The court holds that the exhaustion of remedies doctrine does not bar a city from seeking judicial review of a federal and state regulatory decision to deny the city's request for a grant under the Federal Water Pollution Control Act to construct a local wastewater treatment plant, and that the district court did not abuse its discretion in denying the city's motion for a preliminary injunction to sequester federal funds for the plant. The court first holds that further administrative review would have proved futile. A stipulation by the state in the record indicates that it had committed itself not to certify the project for federal funding and that it would refuse to reconsider the matter. Furthermore, the state could not certify the local plant project, since its hands were tied by the federal government's stated position that the city would not be eligible for federal funding because it had failed to prove that the local plant project would be cost effective.
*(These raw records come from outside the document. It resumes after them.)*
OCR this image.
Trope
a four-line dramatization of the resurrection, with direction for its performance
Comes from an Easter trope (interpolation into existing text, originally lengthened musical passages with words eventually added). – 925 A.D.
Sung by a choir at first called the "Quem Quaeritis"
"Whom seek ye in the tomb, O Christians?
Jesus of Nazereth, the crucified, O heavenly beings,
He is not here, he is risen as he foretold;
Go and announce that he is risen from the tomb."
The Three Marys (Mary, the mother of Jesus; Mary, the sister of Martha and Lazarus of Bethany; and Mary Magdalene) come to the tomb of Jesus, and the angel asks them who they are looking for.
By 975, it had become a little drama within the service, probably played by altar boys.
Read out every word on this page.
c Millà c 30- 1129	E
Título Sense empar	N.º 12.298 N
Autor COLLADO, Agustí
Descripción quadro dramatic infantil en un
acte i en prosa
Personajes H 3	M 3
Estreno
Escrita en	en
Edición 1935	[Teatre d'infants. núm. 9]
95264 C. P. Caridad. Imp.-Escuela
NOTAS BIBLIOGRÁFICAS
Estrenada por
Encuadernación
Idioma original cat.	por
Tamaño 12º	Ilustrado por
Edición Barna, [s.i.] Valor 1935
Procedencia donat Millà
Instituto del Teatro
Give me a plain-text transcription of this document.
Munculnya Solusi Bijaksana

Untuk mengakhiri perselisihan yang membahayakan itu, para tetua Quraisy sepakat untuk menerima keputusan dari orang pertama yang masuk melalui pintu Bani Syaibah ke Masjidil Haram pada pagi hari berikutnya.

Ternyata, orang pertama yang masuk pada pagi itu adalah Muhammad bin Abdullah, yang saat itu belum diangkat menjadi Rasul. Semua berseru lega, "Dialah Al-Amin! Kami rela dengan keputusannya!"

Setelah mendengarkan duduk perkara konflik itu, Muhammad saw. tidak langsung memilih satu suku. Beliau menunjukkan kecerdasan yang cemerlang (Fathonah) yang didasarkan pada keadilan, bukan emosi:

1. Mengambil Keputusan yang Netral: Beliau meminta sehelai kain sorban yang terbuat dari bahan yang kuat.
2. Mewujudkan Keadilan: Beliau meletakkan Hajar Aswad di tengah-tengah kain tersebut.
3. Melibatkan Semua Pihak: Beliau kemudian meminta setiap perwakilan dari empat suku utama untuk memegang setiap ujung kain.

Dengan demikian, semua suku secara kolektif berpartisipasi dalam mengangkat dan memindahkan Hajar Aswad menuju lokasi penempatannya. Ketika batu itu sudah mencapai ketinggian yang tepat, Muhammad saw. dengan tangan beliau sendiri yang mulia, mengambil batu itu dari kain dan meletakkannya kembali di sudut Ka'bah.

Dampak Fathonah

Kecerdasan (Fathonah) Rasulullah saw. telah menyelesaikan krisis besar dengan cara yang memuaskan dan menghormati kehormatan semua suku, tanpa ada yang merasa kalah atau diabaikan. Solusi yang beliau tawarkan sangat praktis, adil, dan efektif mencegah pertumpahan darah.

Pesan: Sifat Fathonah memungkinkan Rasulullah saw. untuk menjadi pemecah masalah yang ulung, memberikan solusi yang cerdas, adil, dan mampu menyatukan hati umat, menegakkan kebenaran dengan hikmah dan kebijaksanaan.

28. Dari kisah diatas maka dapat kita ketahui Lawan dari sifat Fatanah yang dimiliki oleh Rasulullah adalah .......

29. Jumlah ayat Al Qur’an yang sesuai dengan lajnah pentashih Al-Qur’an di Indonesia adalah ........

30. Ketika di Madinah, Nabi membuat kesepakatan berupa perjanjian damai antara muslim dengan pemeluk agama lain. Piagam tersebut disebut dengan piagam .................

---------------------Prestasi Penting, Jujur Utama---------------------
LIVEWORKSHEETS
The court next holds that the city is not entitled to a preliminary injunction to sequester federal construction grant funds. The record indicates that the federal and state regulators conducted a careful review of the city's grant application over a five-year period. The city is not faced with the prospect of irreparable injury. The plant has been financed with local funds; the city is merely seeking alternative funding sources. The sequestration of federal funds would harm others by interfering with the state's ability to allocate funds to other certified projects in Michigan. Additionally, the court holds that the district court did not abuse its discretion in limiting the scope of discovery to the administrative record and to whether federal and state officials followed the applicable federal statutes and regulations. The state's reversal of its decision that the project met an initial level of federal regulatory criteria did not require an adjudicatory proceeding. The state and federal agreement on responsibility for reviewing the city's cost-effectiveness analysis did not expressly provide for an adjudicatory proceeding to resolve project certification reversals, and the city has not shown bad faith.

Counsel for Plaintiff-Appellant
Louis Reinwasser
Miller, Canfield, Paddock & Stone
One Michigan Ave., Ste. 900, Lansing MI 48933
(517) 487-2070

Counsel for Defendants-Appellees
Michael Healy
Environment and Natural Resources Division
U.S. Department of Justice, Washington DC 20530
(202) 514-2000

Before: KEITH and MILBURN, Circuit Judges; and CONTIE, Senior Circuit Judge.